Physics students build machines in Rube Goldberg style
Dec. 6, 2012
Contact: Karen B. Eldridge, Director of Communications
They titled it “Back to Basics,” but the compound machine designed by three Maryville College students for a recent Rube Goldberg Machine Contest was a fairly elaborate device.
But with Rube Goldberg, that’s the whole idea.
The students, enrolled in Physics 201: General Physics, sent marbles on a journey that involved planes, dominoes, funnels, levers, pulleys and weights. The journey ended with the activation of a small panel of LED lights.
“We spent about four days constructing it,” explained C. Ryan Oaks ’15, a sophomore mathematics major from Sweetwater, Tenn. “We’re very happy with the results – happy that the lights worked.”
Oaks’ fellow teammates were J. Matthew Ridley ’15 and Carmina de Guia ’15. Four other teams of three students built compound machines in Rube Goldberg style, completing an assignment given to them by Maryville College physics instructor Irene Guerinot.

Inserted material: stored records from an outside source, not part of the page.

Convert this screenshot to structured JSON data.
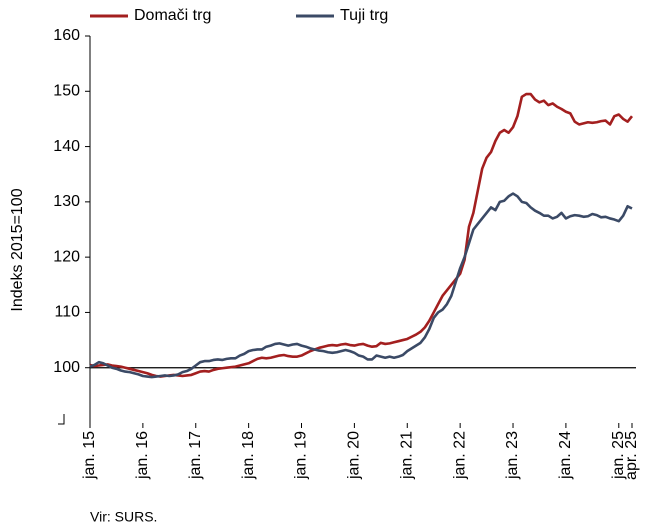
{
  "chart_data": {
    "type": "line",
    "ylabel": "Indeks 2015=100",
    "source": "Vir: SURS.",
    "ylim": [
      90,
      160
    ],
    "yticks": [
      100,
      110,
      120,
      130,
      140,
      150,
      160
    ],
    "reference_line": 100,
    "legend": "top-left",
    "categories": [
      "jan. 15",
      null,
      null,
      null,
      null,
      null,
      null,
      null,
      null,
      null,
      null,
      null,
      "jan. 16",
      null,
      null,
      null,
      null,
      null,
      null,
      null,
      null,
      null,
      null,
      null,
      "jan. 17",
      null,
      null,
      null,
      null,
      null,
      null,
      null,
      null,
      null,
      null,
      null,
      "jan. 18",
      null,
      null,
      null,
      null,
      null,
      null,
      null,
      null,
      null,
      null,
      null,
      "jan. 19",
      null,
      null,
      null,
      null,
      null,
      null,
      null,
      null,
      null,
      null,
      null,
      "jan. 20",
      null,
      null,
      null,
      null,
      null,
      null,
      null,
      null,
      null,
      null,
      null,
      "jan. 21",
      null,
      null,
      null,
      null,
      null,
      null,
      null,
      null,
      null,
      null,
      null,
      "jan. 22",
      null,
      null,
      null,
      null,
      null,
      null,
      null,
      null,
      null,
      null,
      null,
      "jan. 23",
      null,
      null,
      null,
      null,
      null,
      null,
      null,
      null,
      null,
      null,
      null,
      "jan. 24",
      null,
      null,
      null,
      null,
      null,
      null,
      null,
      null,
      null,
      null,
      null,
      "jan. 25",
      null,
      null,
      "apr. 25"
    ],
    "series": [
      {
        "name": "Domači trg",
        "color": "#a31f1f",
        "values": [
          100.5,
          100.3,
          100.4,
          100.5,
          100.6,
          100.4,
          100.3,
          100.2,
          100.0,
          99.8,
          99.6,
          99.4,
          99.2,
          99.0,
          98.7,
          98.5,
          98.4,
          98.5,
          98.6,
          98.7,
          98.6,
          98.5,
          98.6,
          98.7,
          99.0,
          99.3,
          99.4,
          99.3,
          99.6,
          99.8,
          99.9,
          100.0,
          100.1,
          100.2,
          100.4,
          100.6,
          100.8,
          101.2,
          101.6,
          101.8,
          101.7,
          101.8,
          102.0,
          102.2,
          102.3,
          102.1,
          102.0,
          102.0,
          102.2,
          102.6,
          103.0,
          103.3,
          103.6,
          103.8,
          104.0,
          104.1,
          104.0,
          104.2,
          104.3,
          104.1,
          104.0,
          104.2,
          104.3,
          104.0,
          103.8,
          103.9,
          104.5,
          104.3,
          104.4,
          104.6,
          104.8,
          105.0,
          105.2,
          105.6,
          106.0,
          106.5,
          107.3,
          108.5,
          110.0,
          111.5,
          113.0,
          114.0,
          115.0,
          116.0,
          117.0,
          119.5,
          125.5,
          128.0,
          132.0,
          136.0,
          138.0,
          139.0,
          141.0,
          142.5,
          143.0,
          142.5,
          143.5,
          145.5,
          149.0,
          149.5,
          149.5,
          148.5,
          148.0,
          148.3,
          147.5,
          147.8,
          147.2,
          146.8,
          146.3,
          146.0,
          144.5,
          144.0,
          144.2,
          144.4,
          144.3,
          144.4,
          144.6,
          144.7,
          144.0,
          145.5,
          145.8,
          145.0,
          144.5,
          145.5
        ]
      },
      {
        "name": "Tuji trg",
        "color": "#3b4a66",
        "values": [
          100.2,
          100.5,
          101.0,
          100.8,
          100.4,
          100.0,
          99.8,
          99.5,
          99.3,
          99.2,
          99.0,
          98.8,
          98.5,
          98.4,
          98.3,
          98.4,
          98.5,
          98.6,
          98.5,
          98.6,
          98.8,
          99.2,
          99.4,
          99.8,
          100.4,
          101.0,
          101.2,
          101.2,
          101.4,
          101.5,
          101.4,
          101.6,
          101.7,
          101.7,
          102.2,
          102.5,
          103.0,
          103.2,
          103.3,
          103.3,
          103.8,
          104.0,
          104.3,
          104.4,
          104.2,
          104.0,
          104.2,
          104.3,
          104.0,
          103.8,
          103.5,
          103.3,
          103.1,
          103.0,
          102.8,
          102.7,
          102.8,
          103.0,
          103.2,
          103.0,
          102.7,
          102.2,
          102.0,
          101.5,
          101.5,
          102.2,
          102.0,
          101.8,
          102.0,
          101.8,
          102.0,
          102.3,
          103.0,
          103.5,
          104.0,
          104.5,
          105.5,
          107.0,
          109.0,
          110.0,
          110.5,
          111.5,
          113.0,
          115.5,
          118.0,
          120.0,
          122.5,
          125.0,
          126.0,
          127.0,
          128.0,
          129.0,
          128.5,
          130.0,
          130.2,
          131.0,
          131.5,
          131.0,
          130.0,
          129.8,
          129.0,
          128.4,
          128.0,
          127.5,
          127.5,
          127.0,
          127.3,
          128.0,
          127.0,
          127.4,
          127.6,
          127.5,
          127.3,
          127.4,
          127.8,
          127.6,
          127.2,
          127.3,
          127.0,
          126.8,
          126.5,
          127.5,
          129.2,
          128.8
        ]
      }
    ]
  }
}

The “Dancing with Wolves” machine, assembled by Molley Welch ’15, Kayla Walker ’15 and Taylor Huskey ’15, ultimately extinguished a fire. “Santa’s Workshop,” the creation of Shawn Richards ’15, Erin Gray ’15 and Kendhyl Rodgers ’15, lowered Christmas presents, and video game character Mario falls to his “death” from the top of a flagpole in the “Super Goldberg Brothers” machine built by Sean Yoder ’15, W. Payne Fisher ’15 and Coty Willocks ’15.
Popping a balloon was the ultimate objective for the “Classroom Fun” machine created by Nick Perone ’14, Joe Brooks ’14 and Dakota Jenkins ’15.
“[The Rube Goldberg Machine Contest] is an incredibly useful exercise for students who are planning to become engineers,” Guerinot said. “It shows them the challenges and pitfalls of working with machines.”
Rube Goldberg was a Pulitzer Prize-winning cartoonist, sculptor and author. Despite his education as an engineer, he became best known for the crazy mechanisms illustrated in his cartoons.
“A Rube Goldberg contraption – an elaborate set of arms, wheels, gears, handles, cups and rods, put in motion by balls, canary cages, pails, boots, bathtubs, paddles and live animals – takes a simple task and makes it extraordinarily complicated,” reads the official Rube Goldberg website.
The machine contest bearing his name was first organized in 1949 by two engineering fraternities at Purdue University. Today, students at colleges, universities and high schools from around the country compete in the annual contest. An international online contest for children ages 11 to 14 was launched this year.
Past competitions have called for inventions that assemble a hamburger, mark and cast an election ballot, and sharpen a pencil.
Guerinot said this is the second year she has required her Maryville College physics students to work together to build a machine in Rube Goldberg style.
“I require that the finished projects have a minimum of four simple machines, and six steps or stages,” she explained. “And the machine has to work for a minimum of 10 seconds and maximum of five minutes.”
In addition to putting their machine to the test in the class, students are required to describe to their peers and instructor the applicable physics concepts.
Oaks and his teammates posted equations on their machine, signifying the concepts demonstrated along the way.
He said the “basics” in the name of their machine referred to a few basic equations that are foundational to understanding physics: potential and kinetic energy, transfer of energy and gravitational force, for example.
“I like to build things, but I don’t generally like group work,” Oaks said. “However, this assignment was very fun. I enjoyed it.”